After studying cultural and creative products elsewhere in the country, Chen understood that these products had to be based on distinctive local resources to make the cut. That was when he first thought of silk. However, painting on silk was not easy.
"The color, ink and lines just can't interact on the surface of silk to a desirable effect, as they can on paper," Chen says.
Therefore, he traced the source to silkworm cocoons. However, he found the cocoons to be soft and with pupae (insect) inside.
"It makes painting difficult and is hard to preserve, since the pupae will decay, especially quicker in a humid environment," he says.
He was determined to remove such problems from his path after his early cocoon art on display at the 2010 Shanghai Expo got a good deal of attention from visitors.
"Although my cocoon-painting technique hadn't matured then, it gave me faith in the art," he says.
It took him more than two years to clear the obstacles after looking into related documents and consulting chemistry experts. The goal was to harden the cocoon surface while stabilizing elements inside.
"The idea was to find the optimum temperature and space to treat various numbers of cocoons-say from 10 to 1,000 in a batch," Chen explains.
It was through trial and error that he arrived at a desirable result and the four methods he developed were patented.
Then, Chen got to do what he had been doing at home with the cocoons-art.
Chen tapped into folk cultural elements, adapted and featured them in hundreds of his cocoon works, which he brought to various public events, especially at the 2016 World Internet Conference in Wuzhen.
His works, featuring Peking Opera elements and cartoons dealing with realistic issues in humorous and philosophical ways, struck a note with international guests.
"They were interested in cultural and creative products during our exchanges," Chen says.
In recent years, Chen has tried to integrate tradition with modern appreciation.
"The works would help to promote folk culture if taking into account contemporary standards of beauty," he says.
Now, his cocoon art includes accessories, such as necklaces and pendants, and ornamental items for tables.
In 2018, Chen worked with Zhejiang Sci-Tech University and led some 20 postgraduate students to dig into sericulture and explore artistic expressions.
The university has set up a space at its silk museum to display Chen's cocoon artworks that have drawn people from different walks of life.
"I think sericulture has made a strong presence as more people have bought my works and I have been invited to give lectures or exchange notes with people from other fields," he says.
Speaking about sericulture protection and inheritance, Chen says participation is the key.
He has visited communities, schools and rural areas to engage the public in developing cocoon paintings.
Chen has developed special kits that enable adults and children to make their own cocoon art for fun. He also translated lyrics of ancient songs about silkworms into plain words for the public to better understand the history of sericulture.
In Taoyuan, Tongxiang, Chen has helped integrate rural tourism and culture since 2020. The village is known for growing a type of plums called zuili, and Chen's cocoon art has brought more visitors to appreciate what the place has to offer.

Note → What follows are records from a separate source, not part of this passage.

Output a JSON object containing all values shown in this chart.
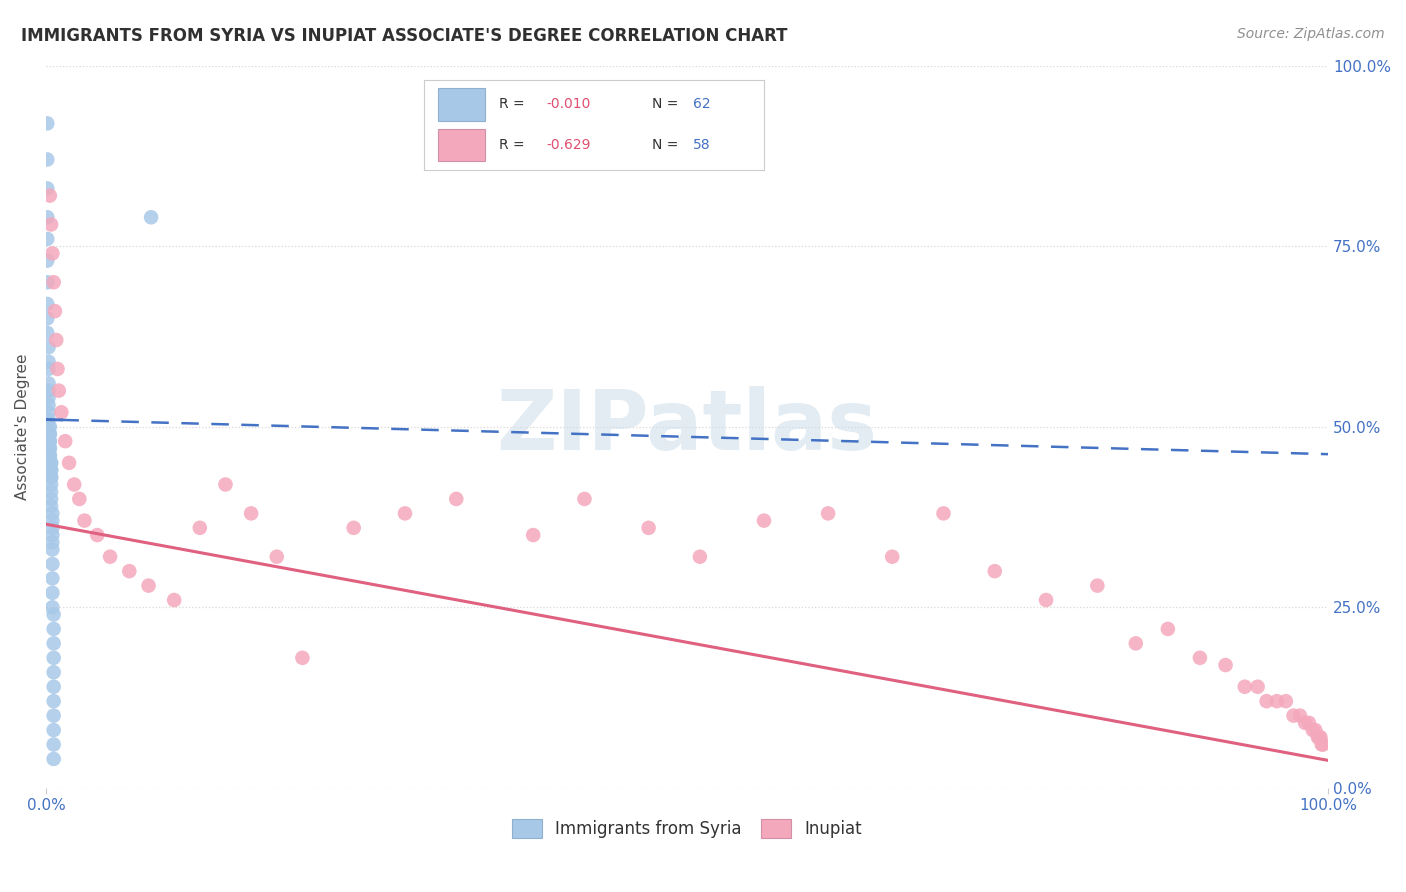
{
  "title": "IMMIGRANTS FROM SYRIA VS INUPIAT ASSOCIATE'S DEGREE CORRELATION CHART",
  "source": "Source: ZipAtlas.com",
  "ylabel": "Associate's Degree",
  "legend_labels": [
    "Immigrants from Syria",
    "Inupiat"
  ],
  "legend_r": [
    "R = -0.010",
    "R = -0.629"
  ],
  "legend_n": [
    "N = 62",
    "N = 58"
  ],
  "blue_color": "#a8c8e8",
  "pink_color": "#f4a8bc",
  "blue_line_color": "#4472c4",
  "pink_line_color": "#e06080",
  "watermark": "ZIPatlas",
  "xlim": [
    0.0,
    1.0
  ],
  "ylim": [
    0.0,
    1.0
  ],
  "yticks": [
    0.0,
    0.25,
    0.5,
    0.75,
    1.0
  ],
  "ytick_labels": [
    "0.0%",
    "25.0%",
    "50.0%",
    "75.0%",
    "100.0%"
  ],
  "grid_color": "#d8d8d8",
  "bg_color": "#ffffff",
  "title_color": "#303030",
  "tick_color": "#4472c4",
  "blue_x": [
    0.001,
    0.001,
    0.001,
    0.001,
    0.001,
    0.001,
    0.001,
    0.001,
    0.001,
    0.001,
    0.002,
    0.002,
    0.002,
    0.002,
    0.002,
    0.002,
    0.002,
    0.002,
    0.002,
    0.002,
    0.003,
    0.003,
    0.003,
    0.003,
    0.003,
    0.003,
    0.003,
    0.003,
    0.003,
    0.003,
    0.004,
    0.004,
    0.004,
    0.004,
    0.004,
    0.004,
    0.004,
    0.004,
    0.004,
    0.004,
    0.005,
    0.005,
    0.005,
    0.005,
    0.005,
    0.005,
    0.005,
    0.005,
    0.005,
    0.005,
    0.006,
    0.006,
    0.006,
    0.006,
    0.006,
    0.006,
    0.006,
    0.006,
    0.006,
    0.006,
    0.082,
    0.006
  ],
  "blue_y": [
    0.92,
    0.87,
    0.83,
    0.79,
    0.76,
    0.73,
    0.7,
    0.67,
    0.65,
    0.63,
    0.61,
    0.59,
    0.58,
    0.56,
    0.55,
    0.54,
    0.53,
    0.52,
    0.51,
    0.5,
    0.5,
    0.49,
    0.49,
    0.48,
    0.48,
    0.47,
    0.47,
    0.46,
    0.46,
    0.46,
    0.45,
    0.45,
    0.44,
    0.44,
    0.43,
    0.43,
    0.42,
    0.41,
    0.4,
    0.39,
    0.38,
    0.37,
    0.36,
    0.35,
    0.34,
    0.33,
    0.31,
    0.29,
    0.27,
    0.25,
    0.24,
    0.22,
    0.2,
    0.18,
    0.16,
    0.14,
    0.12,
    0.1,
    0.08,
    0.06,
    0.79,
    0.04
  ],
  "pink_x": [
    0.003,
    0.004,
    0.005,
    0.006,
    0.007,
    0.008,
    0.009,
    0.01,
    0.012,
    0.015,
    0.018,
    0.022,
    0.026,
    0.03,
    0.04,
    0.05,
    0.065,
    0.08,
    0.1,
    0.12,
    0.14,
    0.16,
    0.18,
    0.2,
    0.24,
    0.28,
    0.32,
    0.38,
    0.42,
    0.47,
    0.51,
    0.56,
    0.61,
    0.66,
    0.7,
    0.74,
    0.78,
    0.82,
    0.85,
    0.875,
    0.9,
    0.92,
    0.935,
    0.945,
    0.952,
    0.96,
    0.967,
    0.973,
    0.978,
    0.982,
    0.985,
    0.988,
    0.99,
    0.992,
    0.993,
    0.994,
    0.995,
    0.996
  ],
  "pink_y": [
    0.82,
    0.78,
    0.74,
    0.7,
    0.66,
    0.62,
    0.58,
    0.55,
    0.52,
    0.48,
    0.45,
    0.42,
    0.4,
    0.37,
    0.35,
    0.32,
    0.3,
    0.28,
    0.26,
    0.36,
    0.42,
    0.38,
    0.32,
    0.18,
    0.36,
    0.38,
    0.4,
    0.35,
    0.4,
    0.36,
    0.32,
    0.37,
    0.38,
    0.32,
    0.38,
    0.3,
    0.26,
    0.28,
    0.2,
    0.22,
    0.18,
    0.17,
    0.14,
    0.14,
    0.12,
    0.12,
    0.12,
    0.1,
    0.1,
    0.09,
    0.09,
    0.08,
    0.08,
    0.07,
    0.07,
    0.07,
    0.06,
    0.06
  ],
  "blue_line_y_start": 0.51,
  "blue_line_y_solid_end": 0.509,
  "blue_line_x_solid_end": 0.012,
  "blue_line_y_end": 0.462,
  "pink_line_y_start": 0.365,
  "pink_line_y_end": 0.038
}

A museum for cocoon art was set up in 2020, where Chen offers visitors interactive experiences.
"More students on learning tours have visited our village since the museum opened," says Ling Feng, an official in Taoyuan village.
"Their parents also come along," he says, adding that the combination of cocoon art and plums has given the rural economy a boost.
Chen calls for more joint efforts among governments, enterprises and artists in preserving sericulture.
"Not just cultural and creative items, mulberry wine, tea and even facial masks can be developed from sericulture," he says.
Chen says he will also do more to popularize traditional culture.
"I have noticed that international guests are more ready to take in our folk culture through interactions with it themselves," he says.